I remember the day I ruined TV dinners for my father.  No, I did not burn his supper.  I introduced him to the microwave.  My dad was born in 1929, walked to school barefoot in the snow, uphill both ways in Oklahoma, and neither trusted nor enjoyed most electronics.  During the summer of 1992, I stayed with him during the weeks between college graduation and the start of my job.  Dad loved a Salisbury Steak Hungry-man dinner.  At that time, the meal came in a tinfoil pan and was cooked for 45 minutes at 350 degrees.
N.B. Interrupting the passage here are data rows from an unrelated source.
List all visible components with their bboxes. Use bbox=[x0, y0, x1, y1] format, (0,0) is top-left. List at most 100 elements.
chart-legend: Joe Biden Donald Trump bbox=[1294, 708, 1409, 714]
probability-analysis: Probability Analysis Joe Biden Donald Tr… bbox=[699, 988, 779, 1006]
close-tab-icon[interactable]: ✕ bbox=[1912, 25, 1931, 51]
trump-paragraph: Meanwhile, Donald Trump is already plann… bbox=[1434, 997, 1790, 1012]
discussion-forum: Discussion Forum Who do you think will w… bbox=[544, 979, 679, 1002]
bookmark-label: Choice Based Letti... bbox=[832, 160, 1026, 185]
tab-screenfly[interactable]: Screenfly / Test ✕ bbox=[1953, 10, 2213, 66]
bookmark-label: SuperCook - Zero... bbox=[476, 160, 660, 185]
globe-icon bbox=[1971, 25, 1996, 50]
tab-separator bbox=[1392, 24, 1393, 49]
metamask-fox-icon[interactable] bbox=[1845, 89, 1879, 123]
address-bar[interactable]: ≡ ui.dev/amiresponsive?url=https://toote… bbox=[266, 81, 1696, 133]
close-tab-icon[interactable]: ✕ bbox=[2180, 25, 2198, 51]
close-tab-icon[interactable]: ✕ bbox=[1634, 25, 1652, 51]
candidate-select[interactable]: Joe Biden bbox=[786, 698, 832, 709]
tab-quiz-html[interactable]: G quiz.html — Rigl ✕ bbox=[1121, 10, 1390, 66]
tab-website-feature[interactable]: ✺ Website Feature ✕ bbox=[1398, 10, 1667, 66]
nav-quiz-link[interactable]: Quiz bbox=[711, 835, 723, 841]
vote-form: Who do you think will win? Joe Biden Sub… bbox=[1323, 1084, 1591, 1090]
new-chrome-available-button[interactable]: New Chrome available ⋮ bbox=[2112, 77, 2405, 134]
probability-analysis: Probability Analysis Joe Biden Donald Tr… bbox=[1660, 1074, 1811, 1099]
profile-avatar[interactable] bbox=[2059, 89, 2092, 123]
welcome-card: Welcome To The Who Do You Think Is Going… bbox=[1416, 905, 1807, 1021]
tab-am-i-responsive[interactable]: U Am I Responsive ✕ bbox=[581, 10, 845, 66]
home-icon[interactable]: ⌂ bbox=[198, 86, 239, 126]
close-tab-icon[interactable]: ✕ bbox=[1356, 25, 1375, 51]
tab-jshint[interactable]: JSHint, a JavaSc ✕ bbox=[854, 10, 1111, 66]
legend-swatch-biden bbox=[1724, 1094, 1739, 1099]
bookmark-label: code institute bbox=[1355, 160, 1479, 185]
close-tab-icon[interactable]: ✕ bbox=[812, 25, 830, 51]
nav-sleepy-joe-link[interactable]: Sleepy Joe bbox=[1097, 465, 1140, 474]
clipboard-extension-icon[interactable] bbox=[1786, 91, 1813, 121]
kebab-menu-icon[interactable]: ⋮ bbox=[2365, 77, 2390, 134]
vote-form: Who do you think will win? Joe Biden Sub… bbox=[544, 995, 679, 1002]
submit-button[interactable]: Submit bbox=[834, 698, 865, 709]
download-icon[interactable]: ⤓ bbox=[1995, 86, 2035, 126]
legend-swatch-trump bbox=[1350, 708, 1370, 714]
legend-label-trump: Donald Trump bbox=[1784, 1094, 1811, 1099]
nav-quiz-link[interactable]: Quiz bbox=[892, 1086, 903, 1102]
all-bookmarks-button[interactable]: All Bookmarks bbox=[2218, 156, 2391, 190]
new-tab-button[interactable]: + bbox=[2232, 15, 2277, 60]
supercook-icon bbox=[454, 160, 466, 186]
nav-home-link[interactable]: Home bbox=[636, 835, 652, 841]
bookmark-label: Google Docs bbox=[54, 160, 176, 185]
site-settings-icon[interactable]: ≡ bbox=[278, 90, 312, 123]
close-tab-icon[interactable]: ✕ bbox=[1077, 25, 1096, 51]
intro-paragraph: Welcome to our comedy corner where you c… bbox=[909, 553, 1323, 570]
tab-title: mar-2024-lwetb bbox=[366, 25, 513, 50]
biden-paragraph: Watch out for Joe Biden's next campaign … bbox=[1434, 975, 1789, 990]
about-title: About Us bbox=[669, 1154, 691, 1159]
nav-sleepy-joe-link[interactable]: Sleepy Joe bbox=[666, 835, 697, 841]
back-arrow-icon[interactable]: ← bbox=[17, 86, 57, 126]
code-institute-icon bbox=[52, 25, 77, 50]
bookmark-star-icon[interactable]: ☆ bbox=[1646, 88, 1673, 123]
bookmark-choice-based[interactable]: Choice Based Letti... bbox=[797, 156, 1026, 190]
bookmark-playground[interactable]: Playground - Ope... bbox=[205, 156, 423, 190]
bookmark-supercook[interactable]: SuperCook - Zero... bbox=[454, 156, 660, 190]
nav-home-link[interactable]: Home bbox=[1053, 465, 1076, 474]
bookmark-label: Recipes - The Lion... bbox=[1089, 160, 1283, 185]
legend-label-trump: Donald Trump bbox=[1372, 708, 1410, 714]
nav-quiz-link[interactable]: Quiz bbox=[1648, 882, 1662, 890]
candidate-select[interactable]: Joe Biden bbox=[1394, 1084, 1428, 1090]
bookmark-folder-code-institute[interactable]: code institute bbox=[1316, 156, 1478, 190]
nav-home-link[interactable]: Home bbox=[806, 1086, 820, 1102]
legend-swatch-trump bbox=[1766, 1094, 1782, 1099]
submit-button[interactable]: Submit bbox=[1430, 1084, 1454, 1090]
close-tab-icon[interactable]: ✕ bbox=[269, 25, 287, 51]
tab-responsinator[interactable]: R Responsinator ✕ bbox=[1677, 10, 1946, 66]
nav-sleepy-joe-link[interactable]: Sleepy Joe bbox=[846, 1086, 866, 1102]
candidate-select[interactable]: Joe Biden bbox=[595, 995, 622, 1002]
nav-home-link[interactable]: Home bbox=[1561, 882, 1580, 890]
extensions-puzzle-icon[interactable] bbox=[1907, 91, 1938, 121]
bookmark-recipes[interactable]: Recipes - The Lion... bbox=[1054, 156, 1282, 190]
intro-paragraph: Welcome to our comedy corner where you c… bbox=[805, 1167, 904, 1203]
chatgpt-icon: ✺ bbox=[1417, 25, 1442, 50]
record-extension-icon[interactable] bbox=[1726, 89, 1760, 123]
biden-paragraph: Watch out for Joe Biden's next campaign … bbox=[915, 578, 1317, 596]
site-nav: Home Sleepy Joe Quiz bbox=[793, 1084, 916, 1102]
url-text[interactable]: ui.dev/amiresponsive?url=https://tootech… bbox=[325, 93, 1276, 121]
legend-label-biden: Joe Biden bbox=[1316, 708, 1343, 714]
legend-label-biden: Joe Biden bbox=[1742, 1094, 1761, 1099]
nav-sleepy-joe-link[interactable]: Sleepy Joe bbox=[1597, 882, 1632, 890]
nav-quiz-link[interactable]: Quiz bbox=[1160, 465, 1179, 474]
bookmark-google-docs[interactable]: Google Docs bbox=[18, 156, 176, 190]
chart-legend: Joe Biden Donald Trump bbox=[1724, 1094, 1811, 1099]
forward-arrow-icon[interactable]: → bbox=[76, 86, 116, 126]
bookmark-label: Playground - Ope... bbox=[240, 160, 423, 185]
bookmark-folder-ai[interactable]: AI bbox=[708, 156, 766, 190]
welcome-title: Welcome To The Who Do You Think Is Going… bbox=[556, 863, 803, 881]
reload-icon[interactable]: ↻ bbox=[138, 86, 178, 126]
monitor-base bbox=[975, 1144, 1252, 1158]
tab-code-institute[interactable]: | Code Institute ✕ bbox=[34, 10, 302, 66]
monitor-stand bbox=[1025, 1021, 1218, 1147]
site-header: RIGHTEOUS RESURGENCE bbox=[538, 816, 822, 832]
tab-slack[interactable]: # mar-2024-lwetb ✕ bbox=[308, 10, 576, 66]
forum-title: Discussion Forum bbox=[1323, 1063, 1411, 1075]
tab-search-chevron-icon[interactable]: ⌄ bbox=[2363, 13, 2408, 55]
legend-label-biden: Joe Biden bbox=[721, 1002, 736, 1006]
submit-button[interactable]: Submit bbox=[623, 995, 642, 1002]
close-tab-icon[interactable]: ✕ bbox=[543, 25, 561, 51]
At the grocery store, I picked up the “new-fangled” microwave version which would finish in about 6 minutes with a midway stir.  I remember being so proud of having his favorite dinner ready in mere minutes.  Dad’s opinion varied from mine drastically.  His dinner process was destroyed and it ruined the experience for him.  Normally, he could pop the meal in the oven, set the table, pour the milk, butter his bread (fighting with a cold stick of butter because spreadable margarine was already taboo) and organize the newspaper (an actual printed copy) before pulling it out to plate the meal (on an actual glass dish).  I smile when I think back to that day and can still hear my dad grousing at me for thinking faster was better.

Like my father, we have all created series of processes that shape our life experiences.  When modern technologies interrupt those processes, the experience changes and we need to evolve.  Unlike previous generations, millennials grew up immersed in an instant internet world.  Immediate access to information and instant feedback to their opinions caused them to create processes that look drastically different.  It is not that millennials lack patience; it is simply that if you grew up nuking something for 6 minutes, you cannot understand why anyone would want the same meal to take 45 minutes.  The millennial processes are created at the digital speed of life.

Take mail, for example.  What routines do you have now and how do they differ from the past?  Did you send letters and cards?  Sit down after each paycheck to write out bills?  Run out of stamps and need to stand in line at the post office?  Email, fax, direct deposit, and online bill pay have changed the way we approach mail.  We are more likely to send a Snap or a Bitmoji saying “wish you were here” than a postcard.

How has the digital world effected the United States Postal Service (USPS)?  The drastic reduction in volume of mail caused USPS to evolve.  The average stamped letter volume fell from 42.3 billion in 2007 to 19.7 billion in 2016.  However, during the same time, online shopping grew to a $220 billion industry at about 20% increase each year drastically increasing the quantity of packages sent through USPS and their competitors.  USPS embraced the digital world developing USPS Mobile, redesigning their systems and processes to cater to a 24/7 postal world.  Efficiency and ease of use became their new bywords.

How will the millennial generation effect your business?  It is likely that you have already felt the change and began the evolution.  The real question is will you lead your industry or chase others in it?   Step back and take a hard look at the processes your customers and employees follow as part of their experience with you.  Write the steps out and see how many hoops they jump through.  The secret of Uber?  Quick process and excellent experience—push a button and get a ride.  Done.  Amazon may be the undisputed leader of online shopping, but they are still innovating.  Have you seen the Amazon Dash Button? This service embodies ease of experience as you can order favorites with just a quick press—physical and virtual buttons available.

Not sure where to start with redefining your processes?  Ask your millennial employees which processes drive them crazy and brace for honesty.  I did this recently with our operations team and; as a result, I was introduced to new technologies.  I find that I have more available time and less frustrations.  All I had to do was not channel my dad during the evolution.